Structuralism

In sociology, anthropology, archaeology, history, philosophy, and linguistics, structuralism is a general theory of culture and methodology that implies that elements of human culture must be understood by way of their relationship to a broader system.[1] It works to uncover the structures that underlie all the things that humans do, think, perceive, and feel.

Alternatively, as summarized by philosopher Simon Blackburn, structuralism is:[2]

[T]he belief that phenomena of human life are not intelligible except through their interrelations. These relations constitute a structure, and behind local variations in the surface phenomena there are constant laws of abstract structure.

Structuralism in Europe developed in the early 20th century, mainly in France and the Russian Empire, in the structural linguistics of Ferdinand de Saussure and the subsequent Prague,[3] Moscow,[3] and Copenhagen schools of linguistics.

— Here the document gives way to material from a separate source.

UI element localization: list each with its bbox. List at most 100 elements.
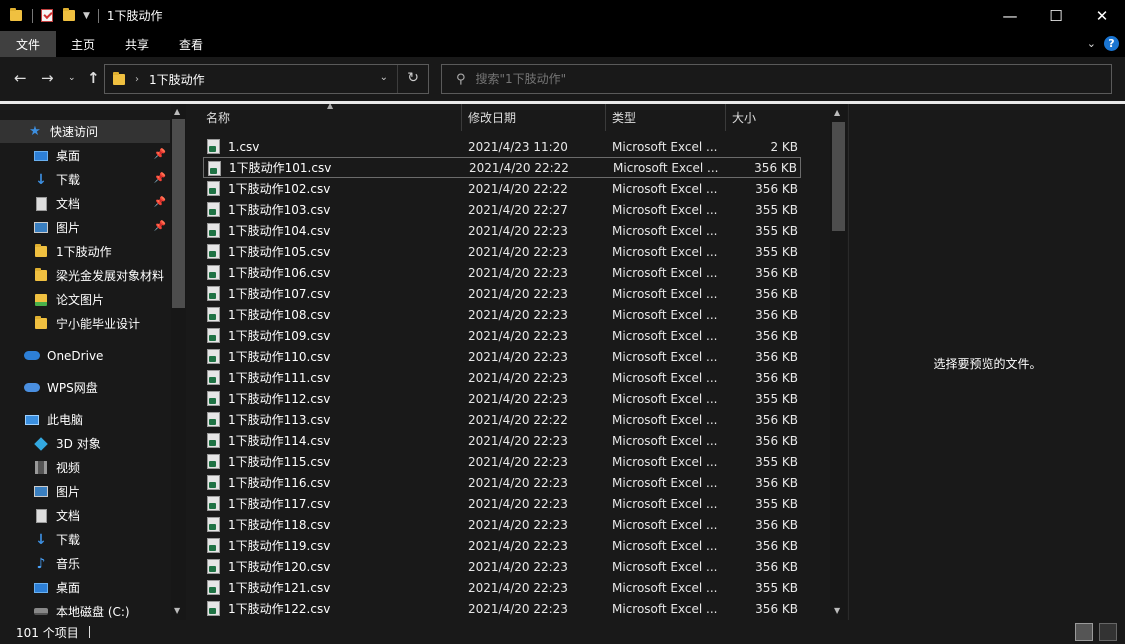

As an intellectual movement, structuralism became the heir to existentialism.[4] After World War II, an array of scholars in the humanities borrowed Saussure's concepts for use in their respective fields. French anthropologist Claude Lévi-Strauss was arguably the first such scholar, sparking a widespread interest in structuralism.[2]

The structuralist mode of reasoning has since been applied in a range of fields, including anthropology, sociology, psychology, literary criticism, economics, and architecture. Along with Lévi-Strauss, the most prominent thinkers associated with structuralism include linguist Roman Jakobson and psychoanalyst Jacques Lacan.

By the late 1960s, many of structuralism's basic tenets came under attack from a new wave of predominantly French intellectuals/philosophers such as historian Michel Foucault, Jacques Derrida, Marxist philosopher Louis Althusser, and literary critic Roland Barthes.[3] Though elements of their work necessarily relate to structuralism and are informed by it, these theorists eventually came to be referred to as post-structuralists. Many proponents of structuralism, such as Lacan, continue to influence continental philosophy and many of the fundamental assumptions of some of structuralism's post-structuralist critics are a continuation of structuralist thinking.[5]